Another excellent Swiss brand is Absinthe Studer, made of distilled wormwood, a blend of 8 different secretly selected herbs, pure alcohol and fresh water from their own spring. The original recipe has been preserved and passed down from generation to generation despite the 97 years of legal issues.

But the Studer family is open to innovation and have collaborated with the famous haute couturier chocolatiers, the Beschle family in Basel, producing Studer’s absinthe-filled milk chocolate pralines in the shape of the most famous Swiss Alp, the Matterhorn.

Beschle’s Studer Absinthe, Swiss Collection

The country fair stand “Absintissimo” serving absinthe from the local producers of the region is always a highlight at the Fall Automanales Fair held in Geneva every November.

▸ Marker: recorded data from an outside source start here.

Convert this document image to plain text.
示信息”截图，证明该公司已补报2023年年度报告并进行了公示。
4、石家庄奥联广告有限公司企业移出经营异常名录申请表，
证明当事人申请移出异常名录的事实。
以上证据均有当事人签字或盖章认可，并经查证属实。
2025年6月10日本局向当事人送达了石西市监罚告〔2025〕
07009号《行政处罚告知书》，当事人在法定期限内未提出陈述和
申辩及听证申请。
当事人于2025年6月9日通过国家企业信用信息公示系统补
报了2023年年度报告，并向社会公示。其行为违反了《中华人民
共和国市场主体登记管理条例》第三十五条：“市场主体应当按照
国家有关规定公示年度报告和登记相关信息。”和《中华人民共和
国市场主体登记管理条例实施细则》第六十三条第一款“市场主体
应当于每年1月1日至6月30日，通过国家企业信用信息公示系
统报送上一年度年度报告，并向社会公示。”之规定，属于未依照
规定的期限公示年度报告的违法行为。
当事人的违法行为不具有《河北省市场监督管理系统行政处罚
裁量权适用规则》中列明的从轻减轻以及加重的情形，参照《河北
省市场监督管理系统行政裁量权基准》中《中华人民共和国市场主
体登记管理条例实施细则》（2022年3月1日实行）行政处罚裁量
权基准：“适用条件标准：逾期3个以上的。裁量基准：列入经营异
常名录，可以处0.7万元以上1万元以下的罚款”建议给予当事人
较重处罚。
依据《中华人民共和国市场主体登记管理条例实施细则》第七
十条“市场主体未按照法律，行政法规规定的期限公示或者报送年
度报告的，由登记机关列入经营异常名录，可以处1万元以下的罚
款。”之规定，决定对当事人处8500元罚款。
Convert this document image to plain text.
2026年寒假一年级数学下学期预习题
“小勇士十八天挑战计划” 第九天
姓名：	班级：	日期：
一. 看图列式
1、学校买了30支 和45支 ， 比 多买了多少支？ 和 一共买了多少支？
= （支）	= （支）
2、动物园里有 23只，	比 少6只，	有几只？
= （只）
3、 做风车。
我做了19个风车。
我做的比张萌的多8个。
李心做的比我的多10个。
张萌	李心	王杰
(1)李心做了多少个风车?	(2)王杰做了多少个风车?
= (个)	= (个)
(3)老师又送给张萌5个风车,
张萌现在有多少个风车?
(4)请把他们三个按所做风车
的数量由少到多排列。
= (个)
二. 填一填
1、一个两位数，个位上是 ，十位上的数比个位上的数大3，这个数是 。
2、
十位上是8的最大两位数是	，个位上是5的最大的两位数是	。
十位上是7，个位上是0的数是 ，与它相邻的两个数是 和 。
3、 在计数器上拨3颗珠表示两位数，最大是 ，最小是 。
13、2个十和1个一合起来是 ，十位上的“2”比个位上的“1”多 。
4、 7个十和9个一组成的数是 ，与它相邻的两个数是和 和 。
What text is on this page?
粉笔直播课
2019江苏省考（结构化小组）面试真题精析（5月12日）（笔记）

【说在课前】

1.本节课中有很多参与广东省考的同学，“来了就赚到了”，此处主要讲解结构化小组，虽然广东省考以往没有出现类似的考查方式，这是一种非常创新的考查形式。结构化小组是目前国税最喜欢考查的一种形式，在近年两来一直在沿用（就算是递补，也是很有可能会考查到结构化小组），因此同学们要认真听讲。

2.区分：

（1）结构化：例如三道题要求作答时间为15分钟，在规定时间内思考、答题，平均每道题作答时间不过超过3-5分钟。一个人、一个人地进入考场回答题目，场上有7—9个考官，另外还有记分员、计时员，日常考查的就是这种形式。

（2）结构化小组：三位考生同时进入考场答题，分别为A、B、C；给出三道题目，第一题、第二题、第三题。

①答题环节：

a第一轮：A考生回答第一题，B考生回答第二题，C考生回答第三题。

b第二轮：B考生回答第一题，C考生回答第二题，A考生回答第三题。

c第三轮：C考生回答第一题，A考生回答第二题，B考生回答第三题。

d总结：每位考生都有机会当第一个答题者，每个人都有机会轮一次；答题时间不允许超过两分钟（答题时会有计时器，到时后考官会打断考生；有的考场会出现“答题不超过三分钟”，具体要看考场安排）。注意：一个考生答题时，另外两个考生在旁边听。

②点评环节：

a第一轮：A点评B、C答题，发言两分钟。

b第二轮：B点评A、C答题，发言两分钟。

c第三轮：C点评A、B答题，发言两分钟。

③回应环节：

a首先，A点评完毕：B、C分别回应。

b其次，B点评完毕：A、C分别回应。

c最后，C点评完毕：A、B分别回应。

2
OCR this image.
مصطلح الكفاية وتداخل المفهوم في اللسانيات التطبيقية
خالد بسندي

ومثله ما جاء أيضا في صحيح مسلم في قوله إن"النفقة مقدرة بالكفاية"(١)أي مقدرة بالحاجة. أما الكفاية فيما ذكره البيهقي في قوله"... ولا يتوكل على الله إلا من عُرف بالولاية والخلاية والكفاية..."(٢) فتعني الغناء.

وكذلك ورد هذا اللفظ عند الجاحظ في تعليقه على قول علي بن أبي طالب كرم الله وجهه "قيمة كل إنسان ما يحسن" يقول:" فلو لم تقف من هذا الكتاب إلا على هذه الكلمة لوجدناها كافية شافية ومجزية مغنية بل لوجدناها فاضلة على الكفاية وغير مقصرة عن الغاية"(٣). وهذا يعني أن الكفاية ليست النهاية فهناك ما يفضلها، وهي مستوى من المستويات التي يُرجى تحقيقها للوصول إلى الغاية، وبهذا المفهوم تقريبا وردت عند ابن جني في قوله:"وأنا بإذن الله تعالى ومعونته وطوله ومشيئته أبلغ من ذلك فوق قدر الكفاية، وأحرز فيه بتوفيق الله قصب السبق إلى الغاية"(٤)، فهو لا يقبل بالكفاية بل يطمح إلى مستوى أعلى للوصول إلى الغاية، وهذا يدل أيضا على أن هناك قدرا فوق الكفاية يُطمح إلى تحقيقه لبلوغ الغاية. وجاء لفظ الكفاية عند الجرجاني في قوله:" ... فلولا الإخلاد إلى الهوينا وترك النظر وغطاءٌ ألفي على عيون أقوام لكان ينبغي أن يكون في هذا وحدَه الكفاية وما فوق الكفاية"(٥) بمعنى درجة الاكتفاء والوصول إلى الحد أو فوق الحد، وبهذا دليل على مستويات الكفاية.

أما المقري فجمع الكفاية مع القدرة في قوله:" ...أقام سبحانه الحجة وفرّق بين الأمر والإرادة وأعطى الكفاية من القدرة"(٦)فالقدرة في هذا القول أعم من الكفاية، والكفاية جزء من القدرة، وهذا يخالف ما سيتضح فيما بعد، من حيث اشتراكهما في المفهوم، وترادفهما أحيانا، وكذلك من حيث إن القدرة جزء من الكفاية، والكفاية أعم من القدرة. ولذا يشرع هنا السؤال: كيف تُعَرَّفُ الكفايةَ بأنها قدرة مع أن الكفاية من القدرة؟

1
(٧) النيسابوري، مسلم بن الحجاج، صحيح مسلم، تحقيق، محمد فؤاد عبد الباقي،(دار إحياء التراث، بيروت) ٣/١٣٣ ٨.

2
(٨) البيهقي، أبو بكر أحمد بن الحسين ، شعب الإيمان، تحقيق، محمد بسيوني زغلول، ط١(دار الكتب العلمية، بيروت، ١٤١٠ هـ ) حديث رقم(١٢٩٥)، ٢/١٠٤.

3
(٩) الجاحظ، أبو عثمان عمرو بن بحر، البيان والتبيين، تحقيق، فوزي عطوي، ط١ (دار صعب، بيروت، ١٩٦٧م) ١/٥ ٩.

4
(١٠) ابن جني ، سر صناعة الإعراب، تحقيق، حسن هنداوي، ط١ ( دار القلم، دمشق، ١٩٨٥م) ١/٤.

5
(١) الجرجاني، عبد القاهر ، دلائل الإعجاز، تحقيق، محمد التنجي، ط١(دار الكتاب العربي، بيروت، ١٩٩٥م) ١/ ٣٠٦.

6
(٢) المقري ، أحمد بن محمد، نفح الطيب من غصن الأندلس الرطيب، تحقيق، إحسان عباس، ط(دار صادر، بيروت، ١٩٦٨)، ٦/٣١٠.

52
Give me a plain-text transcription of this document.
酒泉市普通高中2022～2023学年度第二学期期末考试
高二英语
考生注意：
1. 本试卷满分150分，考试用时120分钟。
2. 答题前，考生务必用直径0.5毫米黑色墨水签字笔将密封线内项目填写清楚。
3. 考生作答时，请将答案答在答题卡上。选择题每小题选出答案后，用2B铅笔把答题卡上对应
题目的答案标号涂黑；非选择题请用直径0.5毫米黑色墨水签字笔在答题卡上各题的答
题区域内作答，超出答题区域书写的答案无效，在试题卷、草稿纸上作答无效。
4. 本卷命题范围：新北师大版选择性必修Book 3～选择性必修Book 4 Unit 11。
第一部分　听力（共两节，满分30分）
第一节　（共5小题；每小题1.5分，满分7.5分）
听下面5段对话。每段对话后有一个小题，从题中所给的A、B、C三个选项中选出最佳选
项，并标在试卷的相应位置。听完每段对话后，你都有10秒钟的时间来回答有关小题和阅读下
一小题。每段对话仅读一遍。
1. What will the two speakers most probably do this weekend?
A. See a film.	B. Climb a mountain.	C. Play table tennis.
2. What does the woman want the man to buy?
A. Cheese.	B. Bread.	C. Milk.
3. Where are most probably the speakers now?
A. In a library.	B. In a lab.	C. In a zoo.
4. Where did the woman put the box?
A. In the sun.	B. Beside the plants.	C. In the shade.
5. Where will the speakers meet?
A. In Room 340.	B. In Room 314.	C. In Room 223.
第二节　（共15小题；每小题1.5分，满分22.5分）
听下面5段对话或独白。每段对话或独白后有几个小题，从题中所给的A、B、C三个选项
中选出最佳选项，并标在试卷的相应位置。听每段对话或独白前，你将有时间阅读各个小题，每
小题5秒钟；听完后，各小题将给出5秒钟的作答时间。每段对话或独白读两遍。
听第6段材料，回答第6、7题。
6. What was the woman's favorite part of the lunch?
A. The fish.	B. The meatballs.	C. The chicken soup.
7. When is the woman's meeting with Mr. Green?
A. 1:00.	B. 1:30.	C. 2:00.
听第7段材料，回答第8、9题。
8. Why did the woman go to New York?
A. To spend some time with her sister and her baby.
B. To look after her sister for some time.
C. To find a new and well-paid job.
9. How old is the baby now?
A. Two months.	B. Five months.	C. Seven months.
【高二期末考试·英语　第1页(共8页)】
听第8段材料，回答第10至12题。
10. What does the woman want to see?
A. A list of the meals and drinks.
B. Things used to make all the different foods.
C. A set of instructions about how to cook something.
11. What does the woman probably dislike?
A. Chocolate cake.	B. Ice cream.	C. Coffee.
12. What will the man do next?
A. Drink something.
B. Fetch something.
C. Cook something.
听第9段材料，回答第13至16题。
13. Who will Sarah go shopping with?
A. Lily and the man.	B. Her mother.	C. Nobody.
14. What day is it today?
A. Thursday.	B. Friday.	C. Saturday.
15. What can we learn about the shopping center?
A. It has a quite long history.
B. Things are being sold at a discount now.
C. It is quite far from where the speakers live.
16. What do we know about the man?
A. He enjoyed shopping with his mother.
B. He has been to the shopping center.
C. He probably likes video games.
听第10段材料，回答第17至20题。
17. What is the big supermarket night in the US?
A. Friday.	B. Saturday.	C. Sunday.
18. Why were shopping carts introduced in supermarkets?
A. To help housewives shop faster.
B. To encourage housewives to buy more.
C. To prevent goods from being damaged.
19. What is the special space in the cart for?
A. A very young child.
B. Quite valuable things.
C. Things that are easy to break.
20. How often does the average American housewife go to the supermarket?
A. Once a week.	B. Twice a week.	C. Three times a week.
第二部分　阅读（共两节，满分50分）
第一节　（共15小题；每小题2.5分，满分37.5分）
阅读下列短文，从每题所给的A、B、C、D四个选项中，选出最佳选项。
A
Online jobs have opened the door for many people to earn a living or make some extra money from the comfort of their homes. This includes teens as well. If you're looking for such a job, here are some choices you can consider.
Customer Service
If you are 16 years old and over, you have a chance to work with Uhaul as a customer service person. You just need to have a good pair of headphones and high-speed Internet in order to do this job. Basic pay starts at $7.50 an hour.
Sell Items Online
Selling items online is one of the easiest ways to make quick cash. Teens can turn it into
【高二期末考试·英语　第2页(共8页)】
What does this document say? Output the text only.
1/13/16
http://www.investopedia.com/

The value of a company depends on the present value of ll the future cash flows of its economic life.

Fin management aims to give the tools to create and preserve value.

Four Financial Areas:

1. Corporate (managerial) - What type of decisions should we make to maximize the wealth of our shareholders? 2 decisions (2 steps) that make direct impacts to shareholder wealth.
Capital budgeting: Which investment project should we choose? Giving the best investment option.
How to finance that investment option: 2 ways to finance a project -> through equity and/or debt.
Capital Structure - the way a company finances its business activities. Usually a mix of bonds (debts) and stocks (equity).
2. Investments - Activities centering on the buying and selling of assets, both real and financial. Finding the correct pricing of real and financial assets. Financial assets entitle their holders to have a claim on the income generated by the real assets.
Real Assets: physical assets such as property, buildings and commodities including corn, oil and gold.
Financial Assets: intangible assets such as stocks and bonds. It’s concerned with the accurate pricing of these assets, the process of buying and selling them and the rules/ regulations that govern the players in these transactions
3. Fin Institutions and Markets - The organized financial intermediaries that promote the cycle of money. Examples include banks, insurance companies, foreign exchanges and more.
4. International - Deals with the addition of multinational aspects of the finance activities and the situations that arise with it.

Absintissimo: Swiss-made “green fairy

So fascinating is the story of absinthe that this elixir is being used as the backdrop for a film currently being produced called “Les Absintheurs” (The Absinthe Drinkers), due out in 2012. The plot is not so much about the drink as about the people in the era when the green fairy was a part of daily life in Paris. The film recounts the life of a talented young woman painter in an art scene dominated by men in 1889 (one year before van Gogh died). It takes places during the Impressionist period in the then-decadent Montmartre neighborhood of Paris.

Enjoy your taste of the once forbidden green fairy while in Switzerland, but if you are obliged go pass through the United States Customs, keep in mind that despite the allowance of local production of absinthe in the U.S., it is prohibited to bring it into the country.